Vilso Strapazzon demorou a acreditar que a história sofrida de seus antepassados pudesse interessar a alguém, até que o primeiro ônibus lotado de turistas desembarcou na sua propriedade, em maio de 1992. O fato está registrado em uma placa em bronze fixada a uma rocha, simbolizando o marco inicial do roteiro turístico Caminhos de Pedra, no interior de Bento Gonçalves. Surpresa maior, porém, foi quando Strapazzon descobriu que o resto do mundo viria a se encantar pela vida dos descendentes de italianos na serra gaúcha, quando O Quatrilho recebeu a indicação ao Oscar de Melhor Filme Estrangeiro.
Lançado em outubro de 1995, o longa dirigido por Fábio Barreto, baseado no romance homônimo escrito por José Clemente Pozenato e lançado 10 anos antes, teve algumas de suas cenas gravadas na antiga casa dos Strapazzon. A propriedade foi construída em 1880 por Santo Strapazzon e pelo seu filho Giovanni, trisavô e bisavô de Vilso, que já comandava a propriedade da família naquele início dos anos 1990, então com pouco mais de 30 anos.


Foi naquela locação que se deu o primeiro encontro entre os dois casais que protagonizam a história, Angelo e Teresa Gardone e Massimo e Pierina Boschini, reunidos para um almoço familiar na casa da carinhosa Tia Gema e do desbocado Tio Cósimo.
Passados 30 anos da estreia de O Quatrilho nos cinemas, os turistas ainda chegam às dezenas nos finais de semana para conhecer a casa da família Strapazzon, interessados não apenas em saborear os vinhos e os sucos servidos e comercializados na cantina, mas também por conhecer um pedaço da história do cinema brasileiro.

— “O Quatrilho” mudou tudo por aqui. Antes a gente tinha vergonha do nosso jeito de falar, da vida simples, das casas velhas dos nossos antepassados. Quando a produção visitou as casas para escolher onde ia filmar, todo mundo achava que eles iam escolher as mais novas, mas foi justamente o contrário. E depois do filme, nunca mais se pensou em derrubar uma casa velha por aqui. Pelo contrário, foi quando a gente viu que precisava resgatar nossa história e preservar todo este patrimônio — conta Strapazzon.
Além do interior de Bento Gonçalves, O Quatrilho foi rodado em diversas outras cidades da região. O centro de Antônio Prado foi transformado na Caxias do Sul do primeiro terço do século passado; a cascata do Salto Ventoso, em Farroupilha, serviu de locação para o romance proibido entre Massimo e Teresa, a antiga Estação Férrea de Caxias do Sul reviveu seus dias de vai e vem de trens e passageiros para permitir a fuga de Teresa e Massimo.

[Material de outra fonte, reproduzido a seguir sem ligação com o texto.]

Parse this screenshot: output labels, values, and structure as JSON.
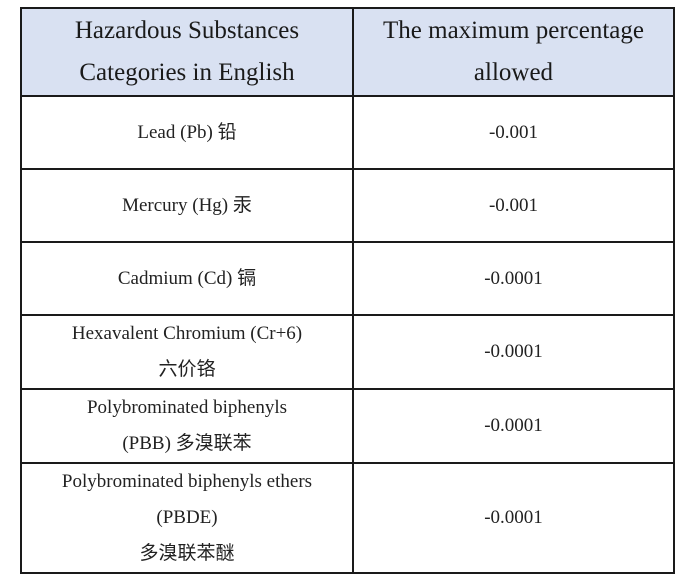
{
  "table": {
    "headers": [
      "Hazardous Substances Categories in English",
      "The maximum percentage allowed"
    ],
    "header_lines": [
      [
        "Hazardous Substances",
        "Categories in English"
      ],
      [
        "The maximum percentage",
        "allowed"
      ]
    ],
    "rows": [
      {
        "substance_lines": [
          "Lead (Pb) 铅"
        ],
        "max_percentage": "-0.001"
      },
      {
        "substance_lines": [
          "Mercury (Hg) 汞"
        ],
        "max_percentage": "-0.001"
      },
      {
        "substance_lines": [
          "Cadmium (Cd) 镉"
        ],
        "max_percentage": "-0.0001"
      },
      {
        "substance_lines": [
          "Hexavalent Chromium (Cr+6)",
          "六价铬"
        ],
        "max_percentage": "-0.0001"
      },
      {
        "substance_lines": [
          "Polybrominated biphenyls",
          "(PBB) 多溴联苯"
        ],
        "max_percentage": "-0.0001"
      },
      {
        "substance_lines": [
          "Polybrominated biphenyls ethers",
          "(PBDE)",
          "多溴联苯醚"
        ],
        "max_percentage": "-0.0001"
      }
    ],
    "header_bg": "#d9e1f2"
  }
}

Bem como algumas das paisagens da região, atores e atrizes locais serviram à história, não só como figurantes, mas também elencados papéis de destaque. Arcângelo Zorzi Neto, o Maneco, deu vida ao bodegueiro Stchopa; Pedro Parenti encarnou o anarquista Scariot; Gonçalo Mascia representou o atrevido Agostinho; Elaine Braghirolli cativou como Tia Gema. Hoje morando em Florianópolis, aos 81 anos, Elaine recorda do alvoroço que as gravações causavam nas comunidades por onde a produção passava.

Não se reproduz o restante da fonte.